For counter activities, I’ve got a basket of different little manipulatives, craft items, and learning activities that only come out during that time, so they are fresh and new. Most of these activities are simple but they give the kids and me something to dialogue about while I’m cooking. And, they keep little hands busy and hungry stomachs distracted. Examples would be different ziplock bags with these items: small lego sets, string and various beads, magnetic letters (that we put on a metal cookie sheet), stencils and paper, Melissa and Doug sewing toy, flash cards, etc.
This week the kids and I came up with a new counter activity using the magnetic letters that we coined “Alphabet Soup.” This game teaches letter recognition, letter sounds, and allows kids to work on fine motor skills. My 3-year-old and 5-year-olds loved it!
We dumped all our letters into a big stock pot.

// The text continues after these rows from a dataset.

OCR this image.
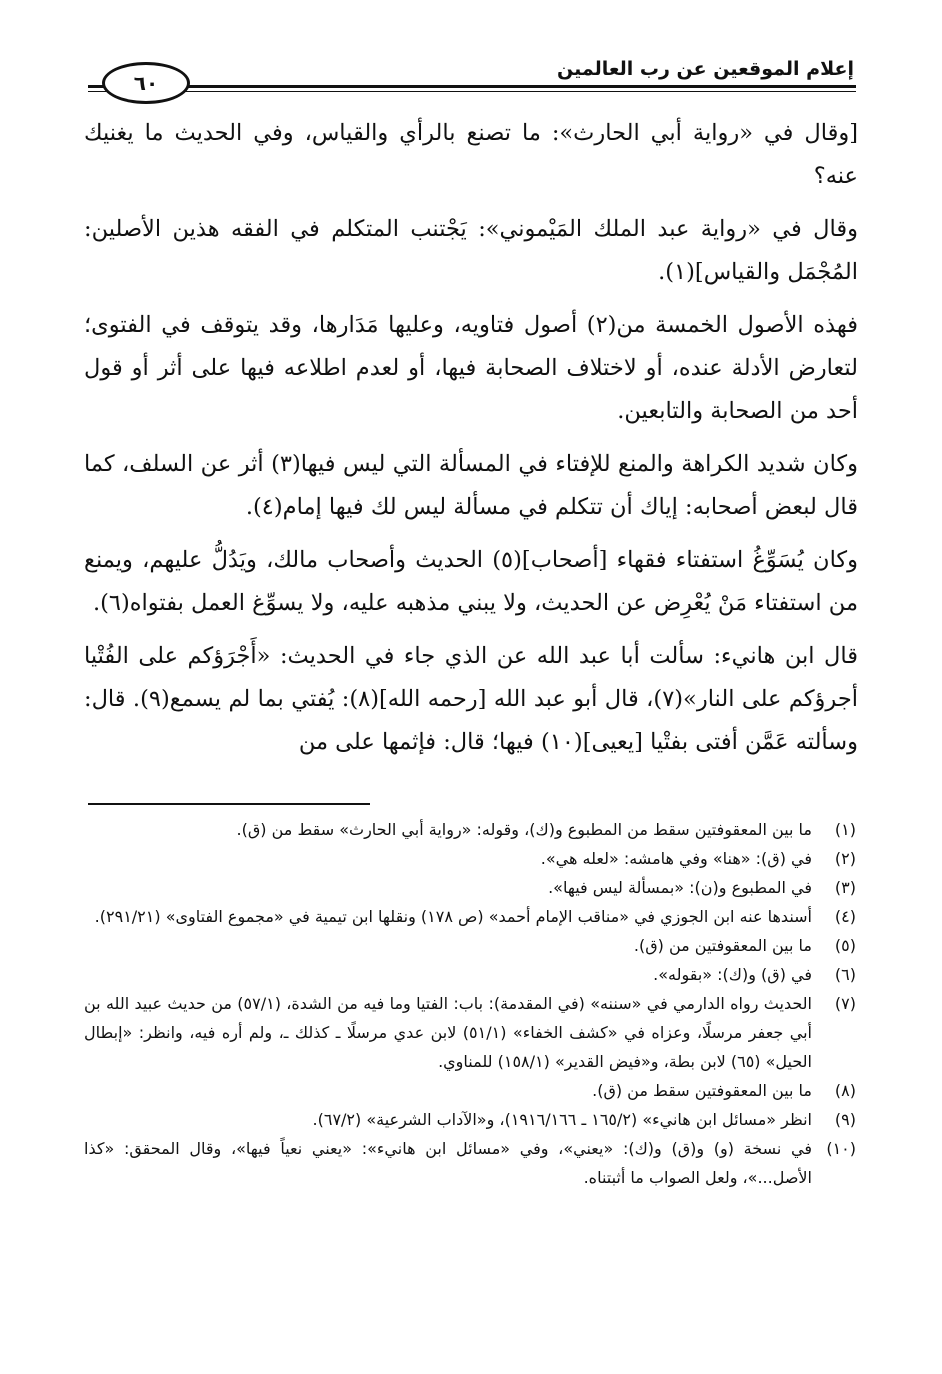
إعلام الموقعين عن رب العالمين
٦٠

[وقال في «رواية أبي الحارث»: ما تصنع بالرأي والقياس، وفي الحديث ما يغنيك عنه؟

وقال في «رواية عبد الملك المَيْموني»: يَجْتنب المتكلم في الفقه هذين الأصلين: المُجْمَل والقياس](١).

فهذه الأصول الخمسة من(٢) أصول فتاويه، وعليها مَدَارها، وقد يتوقف في الفتوى؛ لتعارض الأدلة عنده، أو لاختلاف الصحابة فيها، أو لعدم اطلاعه فيها على أثر أو قول أحد من الصحابة والتابعين.

وكان شديد الكراهة والمنع للإفتاء في المسألة التي ليس فيها(٣) أثر عن السلف، كما قال لبعض أصحابه: إياك أن تتكلم في مسألة ليس لك فيها إمام(٤).

وكان يُسَوِّغُ استفتاء فقهاء [أصحاب](٥) الحديث وأصحاب مالك، ويَدُلُّ عليهم، ويمنع من استفتاء مَنْ يُعْرِض عن الحديث، ولا يبني مذهبه عليه، ولا يسوِّغ العمل بفتواه(٦).

قال ابن هانيء: سألت أبا عبد الله عن الذي جاء في الحديث: «أَجْرَؤكم على الفُتْيا أجرؤكم على النار»(٧)، قال أبو عبد الله [رحمه الله](٨): يُفتي بما لم يسمع(٩). قال: وسألته عَمَّن أفتى بفتْيا [يعيى](١٠) فيها؛ قال: فإثمها على من

(١)
ما بين المعقوفتين سقط من المطبوع و(ك)، وقوله: «رواية أبي الحارث» سقط من (ق).
(٢)
في (ق): «هنا» وفي هامشه: «لعله هي».
(٣)
في المطبوع و(ن): «بمسألة ليس فيها».
(٤)
أسندها عنه ابن الجوزي في «مناقب الإمام أحمد» (ص ١٧٨) ونقلها ابن تيمية في «مجموع الفتاوى» (٢٩١/٢١).
(٥)
ما بين المعقوفتين من (ق).
(٦)
في (ق) و(ك): «بقوله».
(٧)
الحديث رواه الدارمي في «سننه» (في المقدمة): باب: الفتيا وما فيه من الشدة، (٥٧/١) من حديث عبيد الله بن أبي جعفر مرسلًا، وعزاه في «كشف الخفاء» (٥١/١) لابن عدي مرسلًا ـ كذلك ـ، ولم أره فيه، وانظر: «إبطال الحيل» (٦٥) لابن بطة، و«فيض القدير» (١٥٨/١) للمناوي.
(٨)
ما بين المعقوفتين سقط من (ق).
(٩)
انظر «مسائل ابن هانيء» (١٦٥/٢ ـ ١٩١٦/١٦٦)، و«الآداب الشرعية» (٦٧/٢).
(١٠)
في نسخة (و) و(ق) و(ك): «يعني»، وفي «مسائل ابن هانيء»: «يعني نعياً فيها»، وقال المحقق: «كذا الأصل...»، ولعل الصواب ما أثبتناه.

Then, I said, “Time to stir up the Alphabet Soup.” They took turns stirring with my wooden spoon. (What kid doesn’t love using adult kitchen utensils?)
Next, I would give them a letter to find. “Alright, Ben, can you find the letter O?” He had to use the tongs (their favorite kitchen utensil of all time) to find and extract the letter O.
This was very exciting to successfully withdraw an “O”! Then, we discussed the letter sound. “Do you know what sound the letter O can make?” Of course the 5-year-old took over and began teaching the 3-year-old.
Lastly, as a challenge for the older of my two, I asked her to try to find a word in the kitchen or house that started with the selected letter.
Here’s a variation of this game: Have a child pull out any letter of their choosing and then tell you what letter it is. You can also ask them to tell you the sound that letter makes or you make the sound for them.
I hope this gives you a solid 10 minutes of fun during the witching hour!